Bremen (pressebox) – Rund 4.000 Teilnehmer treffen sich zwischen dem 18. und 20. Februar 2009 zum 19. Symposium „Intensivmedizin + Intensivpflege“ im Congress Centrum Bremen sowie in der Messe Bremen. Auf dem Programm stehen 156 Workshops und Sessions mit rund 450 Vorträgen und drei zu vergebende Preise. Auch das Rettungsfachpersonal stehen einige interessante Themen auf dem Programm.

Mittwoch, 18. Februar 2009, 8.45 bis 10.45 Uhr, Salon Roselius:
„Notfallmedizin unter besonderen Bedingungen“ widmet sich speziellen Problemen. Strahlenunfälle und Schwerbrandverletzte sind seltene, aber realistische Herausforderungen, denen sich Rettungsdienst und Notärzte stellen müssen. Mit den öffentlichen Ressourcen für den Katastrophenfall und den Gender-Aspekten werden dagegen gesellschaftliche Probleme angesprochen, die nur selten im Fokus der medizinischen Betrachtung stehen, aber in ihren Konsequenzen die Patienten unmittelbar betreffen.

Donnerstag, 19. Februar 2009, 11 bis 13 Uhr, Borgward-Saal:
Die „Ethik im Rettungsdienst“ stellt die beteiligten Rettungskräfte oft vor schwierige Entscheidungen. Die Vortragsreihe zu diesem Thema widmet sich einigen speziellen Fällen. Auf dem Plan stehen: „Notfallmedizin beim alten Menschen – ist weniger mehr?“, „Therapie bei Patientenverfügungen – ein Problem für den Notarzt?“ und „Notfallmedizin am Lebensende – wenn der Jurist kommt“.
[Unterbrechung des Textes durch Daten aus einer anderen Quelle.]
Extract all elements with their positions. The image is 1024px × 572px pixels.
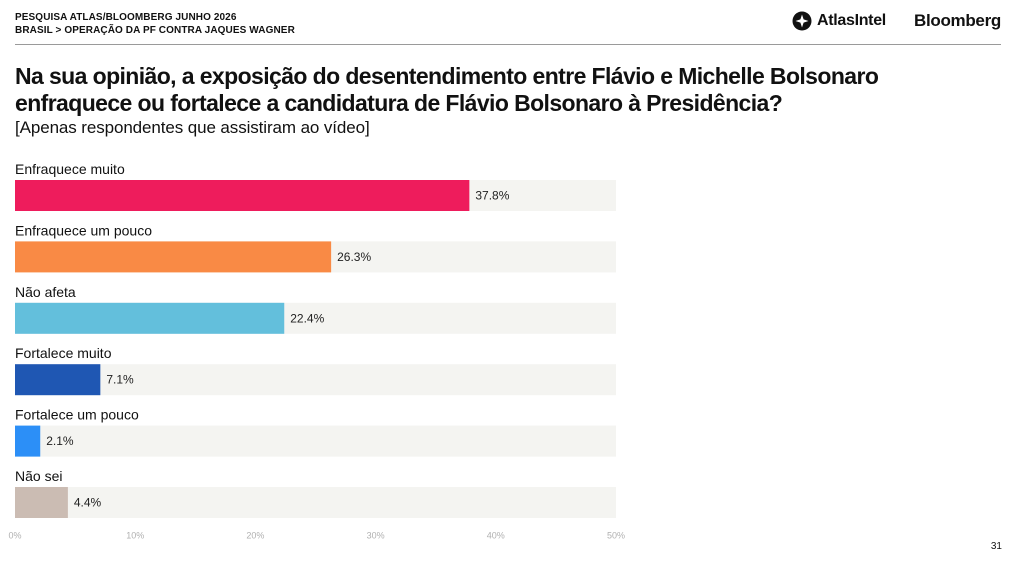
bar — [15, 364, 101, 396]
logos: AtlasIntel Bloomberg — [792, 11, 1001, 31]
bar-track — [15, 425, 616, 457]
x-tick-label: 20% — [246, 530, 264, 540]
category-label: Não sei — [15, 468, 62, 484]
x-tick-label: 0% — [8, 530, 21, 540]
bar — [15, 241, 332, 273]
bar-value-label: 22.4% — [290, 311, 324, 325]
x-tick-label: 30% — [367, 530, 385, 540]
bar-value-label: 2.1% — [46, 434, 74, 448]
chart-subtitle: [Apenas respondentes que assistiram ao v… — [15, 118, 370, 137]
category-label: Enfraquece muito — [15, 161, 125, 177]
atlas-intel-wordmark: AtlasIntel — [816, 12, 886, 29]
bar-value-label: 26.3% — [337, 250, 371, 264]
bar-value-label: 37.8% — [475, 189, 509, 203]
category-label: Fortalece um pouco — [15, 407, 139, 423]
chart-title: Na sua opinião, a exposição do desentend… — [15, 63, 1005, 117]
bar — [15, 487, 68, 518]
bar — [15, 302, 285, 334]
survey-name: PESQUISA ATLAS/BLOOMBERG JUNHO 2026 — [15, 12, 237, 23]
chart-title-line1: Na sua opinião, a exposição do desentend… — [15, 63, 879, 89]
bar-chart: Enfraquece muito 37.8% Enfraquece um pouco… — [8, 161, 625, 540]
survey-header: PESQUISA ATLAS/BLOOMBERG JUNHO 2026 BRAS… — [15, 11, 295, 37]
x-tick-label: 10% — [126, 530, 144, 540]
atlas-intel-logo: AtlasIntel — [792, 11, 886, 31]
bar-value-label: 4.4% — [74, 496, 102, 510]
bar — [15, 425, 41, 457]
bar — [15, 180, 470, 211]
chart-title-line2: enfraquece ou fortalece a candidatura de… — [15, 90, 783, 116]
bloomberg-logo: Bloomberg — [913, 11, 1001, 30]
x-tick-label: 50% — [607, 530, 625, 540]
category-label: Enfraquece um pouco — [15, 222, 152, 238]
category-label: Não afeta — [15, 284, 76, 300]
header-divider — [15, 44, 1001, 45]
bar-track — [15, 364, 616, 396]
bar-value-label: 7.1% — [106, 373, 134, 387]
page-number: 31 — [990, 541, 1002, 552]
atlas-intel-logo-icon — [792, 11, 812, 31]
x-tick-label: 40% — [487, 530, 505, 540]
category-label: Fortalece muito — [15, 345, 112, 361]
survey-topic-breadcrumb: BRASIL > OPERAÇÃO DA PF CONTRA JAQUES WA… — [15, 25, 295, 36]
bar-track — [15, 487, 616, 518]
Freitag, 20. Februar 2009, 8.45 bis 10.45 Uhr, Kaisen-Saal:
Analgesie, das Ausschalten von Schmerzen, und Sedierung (Beruhigung) sind wesentliche Bestandteile der intensivmedizinischen Therapie. War es vor einigen Jahren noch üblich, Patienten narkoseähnlich auf der Intensivstation zu sedieren, strebt man heute einen wachen und kooperativen Patienten an. Neueste Daten zeigen, dass Patienten, bei denen ein täglicher Aufwachversuch kombiniert mit einem Spontanatmungsversuch durchgeführt wird, im Vergleich zur Kontrollgruppe, bei der es nur einen Spontanatmungsversuch gab, eine verringerte Ein-Jahres-Mortalität haben.